That left the window. She could just barely manage to squeeze through, but to what purpose? The ground was impossibly far. Turning left, she could make out more storerooms, visible as slit-windows stretching away on both sides. They seemed almost as out of reach as the prairie floor. Besides, why trade one prison cell for another?
Looking about desperately, she had finally twisted around to look upward, and saw the pillared loggia overhead, part of a grand patio girdling the sanctuary, five or six meters higher.
Desperation led to inspiration.
It would be a gamble at best. Even if it was possible to swing a rope and bob the way she had in mind, she’d still need something to act as a grappling hook. Yet, it mustn’t interfere as she oscillated the rope back and forth along the wall, giving it momentum to rise and—if all went well—catch on the railing overhead.
She refused to think about the last drawback—trusting her weight to the makeshift contraption.
Back inside, she had started by ripping apart her supply of notebooks for the springlike clips that bound loose pages inside.
It was difficult to put into practice. First she had to tear the clips out and then use a wooden plank to lever them into the shape she wanted. Tying several together at the end of her rope, she practiced on the sill of the window until she felt sure the improvised hook would catch two times out of three. The short section of cable used in the trial held her weight, though trusting her life to the improvised gimmickry seemed lunatic, or desperate, or both.
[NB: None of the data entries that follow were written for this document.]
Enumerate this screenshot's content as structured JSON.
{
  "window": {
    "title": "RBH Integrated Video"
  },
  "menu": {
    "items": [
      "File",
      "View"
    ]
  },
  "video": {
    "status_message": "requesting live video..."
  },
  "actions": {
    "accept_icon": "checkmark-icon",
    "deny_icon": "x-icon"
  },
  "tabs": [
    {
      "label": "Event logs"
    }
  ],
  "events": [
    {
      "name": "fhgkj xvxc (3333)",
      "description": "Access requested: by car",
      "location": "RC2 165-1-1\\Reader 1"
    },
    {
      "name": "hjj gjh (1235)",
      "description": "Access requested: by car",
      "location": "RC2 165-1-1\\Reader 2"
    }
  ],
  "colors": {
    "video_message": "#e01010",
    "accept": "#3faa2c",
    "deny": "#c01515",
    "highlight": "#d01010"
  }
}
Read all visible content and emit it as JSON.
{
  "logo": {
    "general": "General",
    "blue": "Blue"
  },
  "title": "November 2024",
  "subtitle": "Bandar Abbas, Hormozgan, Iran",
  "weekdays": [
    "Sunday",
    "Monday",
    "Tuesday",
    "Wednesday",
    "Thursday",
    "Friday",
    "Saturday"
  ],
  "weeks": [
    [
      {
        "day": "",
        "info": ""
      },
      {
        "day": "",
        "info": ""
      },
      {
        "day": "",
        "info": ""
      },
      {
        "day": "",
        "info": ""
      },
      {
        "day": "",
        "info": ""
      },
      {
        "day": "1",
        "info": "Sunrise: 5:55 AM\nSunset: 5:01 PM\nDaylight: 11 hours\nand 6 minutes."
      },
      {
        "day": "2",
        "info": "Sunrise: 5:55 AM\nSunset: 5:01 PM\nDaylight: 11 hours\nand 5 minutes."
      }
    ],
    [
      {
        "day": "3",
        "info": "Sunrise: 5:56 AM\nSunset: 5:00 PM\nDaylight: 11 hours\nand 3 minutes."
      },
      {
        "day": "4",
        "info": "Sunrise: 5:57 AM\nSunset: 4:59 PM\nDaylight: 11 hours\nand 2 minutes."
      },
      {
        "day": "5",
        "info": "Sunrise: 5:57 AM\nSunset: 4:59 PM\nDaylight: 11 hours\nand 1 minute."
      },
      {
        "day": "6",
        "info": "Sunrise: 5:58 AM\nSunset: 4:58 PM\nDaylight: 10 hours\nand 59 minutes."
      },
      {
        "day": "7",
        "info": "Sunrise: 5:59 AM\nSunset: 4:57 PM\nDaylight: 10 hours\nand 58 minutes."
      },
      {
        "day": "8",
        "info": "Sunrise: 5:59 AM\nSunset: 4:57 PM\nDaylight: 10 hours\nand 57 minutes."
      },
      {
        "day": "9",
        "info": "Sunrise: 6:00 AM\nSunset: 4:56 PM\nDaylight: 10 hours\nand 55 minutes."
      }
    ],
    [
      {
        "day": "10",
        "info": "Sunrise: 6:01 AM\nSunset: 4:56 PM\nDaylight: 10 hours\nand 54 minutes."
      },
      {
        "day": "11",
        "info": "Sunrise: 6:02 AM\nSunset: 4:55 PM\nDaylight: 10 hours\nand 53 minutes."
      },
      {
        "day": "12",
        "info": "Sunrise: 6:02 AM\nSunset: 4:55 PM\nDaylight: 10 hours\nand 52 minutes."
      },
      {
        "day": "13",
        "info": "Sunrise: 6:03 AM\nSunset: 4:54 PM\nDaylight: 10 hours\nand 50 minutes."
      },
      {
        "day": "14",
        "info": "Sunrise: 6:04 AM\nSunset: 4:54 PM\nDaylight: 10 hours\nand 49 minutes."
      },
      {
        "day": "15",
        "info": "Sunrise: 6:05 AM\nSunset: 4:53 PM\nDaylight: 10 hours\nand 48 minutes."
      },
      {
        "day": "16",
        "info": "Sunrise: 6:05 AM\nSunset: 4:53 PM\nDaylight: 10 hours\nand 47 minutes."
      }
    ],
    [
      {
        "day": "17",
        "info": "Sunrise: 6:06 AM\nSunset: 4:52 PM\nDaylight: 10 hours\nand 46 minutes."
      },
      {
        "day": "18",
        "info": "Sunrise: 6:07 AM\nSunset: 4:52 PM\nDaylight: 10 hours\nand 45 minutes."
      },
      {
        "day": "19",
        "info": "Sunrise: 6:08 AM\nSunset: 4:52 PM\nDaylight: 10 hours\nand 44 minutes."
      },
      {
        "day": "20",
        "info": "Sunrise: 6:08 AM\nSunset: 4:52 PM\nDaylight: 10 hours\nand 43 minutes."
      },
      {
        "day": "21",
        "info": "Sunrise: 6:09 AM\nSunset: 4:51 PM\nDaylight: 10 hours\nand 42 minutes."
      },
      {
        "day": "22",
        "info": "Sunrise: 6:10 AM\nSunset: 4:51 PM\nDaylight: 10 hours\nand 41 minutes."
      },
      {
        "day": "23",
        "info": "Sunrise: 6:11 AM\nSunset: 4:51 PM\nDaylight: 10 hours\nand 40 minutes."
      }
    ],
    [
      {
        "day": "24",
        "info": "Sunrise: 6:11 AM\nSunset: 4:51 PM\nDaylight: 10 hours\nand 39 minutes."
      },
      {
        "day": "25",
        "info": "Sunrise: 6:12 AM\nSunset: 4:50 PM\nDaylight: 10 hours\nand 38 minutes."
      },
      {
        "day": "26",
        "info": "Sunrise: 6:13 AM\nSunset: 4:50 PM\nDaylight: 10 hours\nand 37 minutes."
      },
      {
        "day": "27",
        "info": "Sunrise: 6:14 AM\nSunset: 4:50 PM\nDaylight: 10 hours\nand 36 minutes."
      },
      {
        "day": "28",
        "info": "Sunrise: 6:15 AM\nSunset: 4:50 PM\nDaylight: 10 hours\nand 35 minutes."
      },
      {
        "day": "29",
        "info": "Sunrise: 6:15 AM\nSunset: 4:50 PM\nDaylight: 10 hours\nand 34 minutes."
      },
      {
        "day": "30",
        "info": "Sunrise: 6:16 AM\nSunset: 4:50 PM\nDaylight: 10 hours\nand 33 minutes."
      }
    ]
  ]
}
Maia wrapped a single loop of thread around the clips to bind them into a compact bundle, to keep the cluster from clattering and rattling as she swung it back and forth. Ideally, it would come apart on impact with the balcony, and not at some inopportune moment before. Finally, she had crawled back into the window carrying some curtain material for padding, and a plank with a notch in one end, to use as a fishing pole. Once settled in, she commenced laying out rope.
It was hard to even see the cable’s end when it was hanging straight down. Once she set the pendulum in motion, however, she could make out the makeshift grapnel whenever it passed before a small patch of snow on the ground. Soon it rose high enough to occult a low white cloud bank, veiling one of the moons to the east.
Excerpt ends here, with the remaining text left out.